12-28-14 SERENGETI NATIONAL PARK, TANZANIA: We started the day’s game drive at the river watching another stream of wildebeests crossing, then a herd of ten giraffes working the hillside. Males reach up to the treetops while females eat at shoulder height. Then there was a pride of five sleeping lions. After a few gazelles, a lizard and new birds, we found a solitary bull elephant and followed him as he ate grass and shrubs. Then there was a herd of twenty seven elephants with babies, young males and adults. The immature males were like troublesome teens fighting with each other. Before lunch we watched another momma cheetah and three cubs trying to sneak up on some gazelles without success.
Lunch was Tanzanian pizza and salad, and then we were back out after siesta and saw a new, for us, animal—a bat eared fox, the consensus was very cute. We found a solitary, young male lion who had been kicked out of the pride as a threat to the dominant male. He was limping from a hip injury that he probably got while being chased away.

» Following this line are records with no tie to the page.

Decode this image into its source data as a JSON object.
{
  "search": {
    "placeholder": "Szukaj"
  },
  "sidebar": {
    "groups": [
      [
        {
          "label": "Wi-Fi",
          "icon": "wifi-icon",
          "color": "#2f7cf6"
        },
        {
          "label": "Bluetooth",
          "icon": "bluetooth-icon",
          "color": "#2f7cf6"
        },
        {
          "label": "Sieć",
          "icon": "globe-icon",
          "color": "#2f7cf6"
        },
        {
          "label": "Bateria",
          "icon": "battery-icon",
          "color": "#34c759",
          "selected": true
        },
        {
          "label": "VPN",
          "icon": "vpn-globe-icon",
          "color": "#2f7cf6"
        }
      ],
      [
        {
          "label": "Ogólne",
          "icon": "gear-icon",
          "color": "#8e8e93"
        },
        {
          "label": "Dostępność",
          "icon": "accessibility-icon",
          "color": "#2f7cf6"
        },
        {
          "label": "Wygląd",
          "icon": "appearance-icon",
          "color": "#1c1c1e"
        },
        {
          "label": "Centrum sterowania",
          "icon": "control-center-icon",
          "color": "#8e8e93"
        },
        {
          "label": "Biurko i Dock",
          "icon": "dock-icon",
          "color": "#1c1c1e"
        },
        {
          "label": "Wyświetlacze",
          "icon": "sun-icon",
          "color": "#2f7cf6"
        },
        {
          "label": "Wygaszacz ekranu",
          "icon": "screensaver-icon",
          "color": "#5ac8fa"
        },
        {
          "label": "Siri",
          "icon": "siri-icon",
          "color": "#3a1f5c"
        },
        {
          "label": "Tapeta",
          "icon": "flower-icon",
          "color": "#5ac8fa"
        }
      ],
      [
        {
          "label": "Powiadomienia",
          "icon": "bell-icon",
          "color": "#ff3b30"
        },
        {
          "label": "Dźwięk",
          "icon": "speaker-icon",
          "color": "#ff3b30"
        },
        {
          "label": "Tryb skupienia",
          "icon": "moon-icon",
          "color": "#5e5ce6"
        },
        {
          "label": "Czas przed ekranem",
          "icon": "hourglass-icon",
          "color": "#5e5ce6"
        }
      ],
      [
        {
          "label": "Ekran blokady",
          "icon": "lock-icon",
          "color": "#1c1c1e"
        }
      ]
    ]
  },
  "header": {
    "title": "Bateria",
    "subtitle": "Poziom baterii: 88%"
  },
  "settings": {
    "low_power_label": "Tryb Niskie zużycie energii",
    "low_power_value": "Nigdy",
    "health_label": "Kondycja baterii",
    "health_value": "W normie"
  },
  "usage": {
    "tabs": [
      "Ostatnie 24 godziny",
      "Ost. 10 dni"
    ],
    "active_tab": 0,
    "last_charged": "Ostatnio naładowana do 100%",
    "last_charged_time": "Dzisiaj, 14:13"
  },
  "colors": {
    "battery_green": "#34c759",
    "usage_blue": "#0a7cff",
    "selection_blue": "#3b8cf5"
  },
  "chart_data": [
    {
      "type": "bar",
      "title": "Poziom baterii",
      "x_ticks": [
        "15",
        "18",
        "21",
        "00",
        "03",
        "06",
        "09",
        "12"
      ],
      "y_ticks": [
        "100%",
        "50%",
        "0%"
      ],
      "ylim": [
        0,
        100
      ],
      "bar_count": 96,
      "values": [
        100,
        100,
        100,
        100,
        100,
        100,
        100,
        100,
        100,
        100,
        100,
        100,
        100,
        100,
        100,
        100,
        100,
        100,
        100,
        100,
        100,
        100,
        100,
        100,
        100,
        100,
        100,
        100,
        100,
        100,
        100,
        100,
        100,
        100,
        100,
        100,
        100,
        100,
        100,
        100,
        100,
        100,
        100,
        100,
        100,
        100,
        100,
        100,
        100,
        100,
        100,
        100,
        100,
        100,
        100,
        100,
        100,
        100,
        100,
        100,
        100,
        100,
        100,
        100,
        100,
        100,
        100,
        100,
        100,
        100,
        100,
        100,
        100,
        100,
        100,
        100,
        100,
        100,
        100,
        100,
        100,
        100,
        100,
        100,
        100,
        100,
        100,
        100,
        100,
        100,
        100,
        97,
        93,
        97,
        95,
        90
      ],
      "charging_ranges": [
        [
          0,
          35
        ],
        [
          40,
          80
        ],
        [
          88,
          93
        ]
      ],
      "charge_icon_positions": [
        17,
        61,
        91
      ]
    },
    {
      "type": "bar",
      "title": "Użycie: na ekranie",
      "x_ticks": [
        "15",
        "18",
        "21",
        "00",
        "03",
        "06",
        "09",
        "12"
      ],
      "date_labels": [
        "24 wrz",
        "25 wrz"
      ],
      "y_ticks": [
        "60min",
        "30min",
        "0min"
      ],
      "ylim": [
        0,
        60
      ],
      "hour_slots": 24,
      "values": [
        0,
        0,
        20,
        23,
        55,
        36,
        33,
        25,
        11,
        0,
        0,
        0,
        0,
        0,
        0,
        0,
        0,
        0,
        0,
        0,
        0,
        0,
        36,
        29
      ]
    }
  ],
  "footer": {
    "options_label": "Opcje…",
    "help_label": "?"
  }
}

When we got back to the camp, there were ‘tails in the wilderness—about a hundred yards from the tents. A giraffe stopped by, but only had an acaciatini. Then dinner with more ‘tails around the campfire. There were s’mores at the campfire after dinner and a nice sunset.
There are a lot of vultures in East Africa, and they're all enjoying full employment. This is a Lappet-faced vulture, I believe.
African pygmy falcon. Anyone with a better ID on any of the birds, jump in. I can tell a leopard from a cheetah, but there are thousands of birds.
Steppe eagle, one of many eagles.
Helmeted guinea fowl. This one I'm sure of.
Banded Mongoose.
Bat-eared fox.
Marabou stork and a bunch of vulture working on a project...
With an audience waiting to volunteer.
The lounge tent at Serengeti Under Canvas.